Pular para o conteúdo principal

CECÍLIA FLESCH E O COTIDIANO TÓXICO DE TRABALHO

 
Já dá para perceber, neste país retrógrado dominado por uma carcomida ordem social - a "boa" sociedade de bolsonaristas, "isentões" e lulistas, entre outros similares - , que faz sentido o mercado de trabalho priorizar a contratação de comediantes. 

Subestimam a função de um trabalho profissional, a ponto de se aceitar que se faça uma tarefa qualquer nota e, depois, se complemente com a chamada "interação social", com o funcionário caprichando no lado "brincalhão" para "melhorar" um ambiente de trabalho.
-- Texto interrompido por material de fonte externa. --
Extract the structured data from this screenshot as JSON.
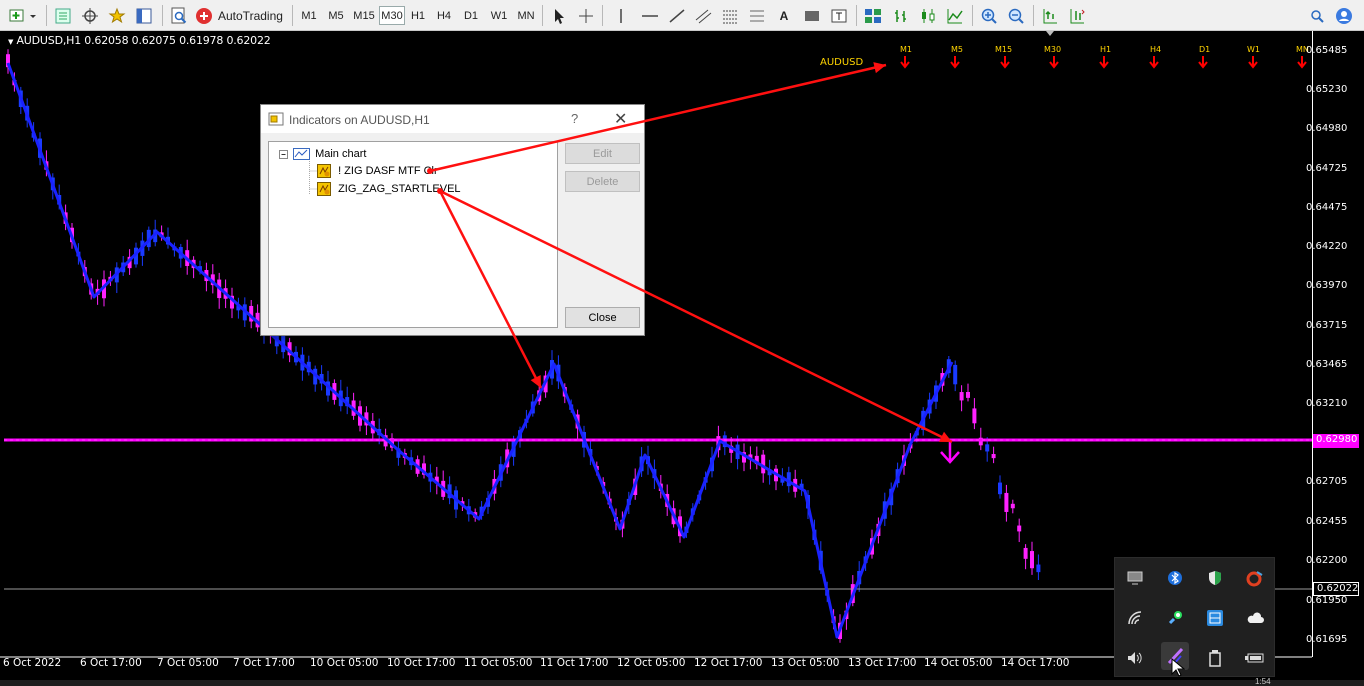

E não é só um membro de um grupo de comediantes que, aos 45 anos, inventa uma "muito longa" experiência de jornalista, com passagem em uma dezena de editorias - com estranha ênfase no setor de Economia - e, miraculosamente, conciliar essa suposta atividade com a carreira de membro de uma trupe de humoristas.

Um caso de ambiente tóxico no trabalho gerou tragédia. A jovem Rafaela Drimond, escrivã de uma delegacia em  Carandaí, na Zona da Mata mineira, foi encontrada morta aos 31 anos depois de ter revelado denúncias de assédio sexual e moral no trabalho. Em um incidente, um colega de trabalho virou a mesa contra ela.

Há outros ambientes tóxicos. No Rio de Janeiro, por exemplo, tem-se a obrigação do funcionário gostar de futebol. Ele tem que escolher um dos quatro times de futebol carioca - Flamengo, Fluminense, Botafogo e Vasco - para interagir com os colegas, ou, na pior das hipóteses, dizer que torce pelo América ou Bangu, os times dos chamados losers

É válido ser um vascaíno com patrão flamenguista e os dois brincarem de zoar um com a cara do outro, trocando falsas farpas para se divertirem. O que não é permitido é o direito do indivíduo de não curtir futebol, que na maioria dos ambientes de trabalho carioca significa uma chance quase total de entrar na fila das demissões.

Se o futebol, no Brasil, já é uma paixão contaminada por um irrecuperável nível alto de toxicidade, o fanatismo inerente a esse esporte serve, no Rio de Janeiro, como cardápio para piorar as relações tóxicas de um ambiente de trabalho, não só o privado, mas o público, num sistema injusto em que parte dos que são aprovados nos concursos públicos são pessoas que depois vão falar mal das instituições onde trabalham, insatisfeitos com um salário de cerca de R$ 4 mil mais encargos.

Várias denúncias já mostram isso. Briga de âncoras de telejornal na TV Cultura. Histórico de brigas e confusões, inclusive de atrizes partindo para a briga física (não, não é ensaio para briga de novela), de assédios morais e sexuais na Rede Globo. Recentemente, ambiente tóxico na CNN Brasil (cujo sócio é João Camargo, dono da 89 FM, já um ambiente tóxico de produtores arrogantes e esquentadinhos, roqueiros postiços que confundem rebeldia com temperamentalismo).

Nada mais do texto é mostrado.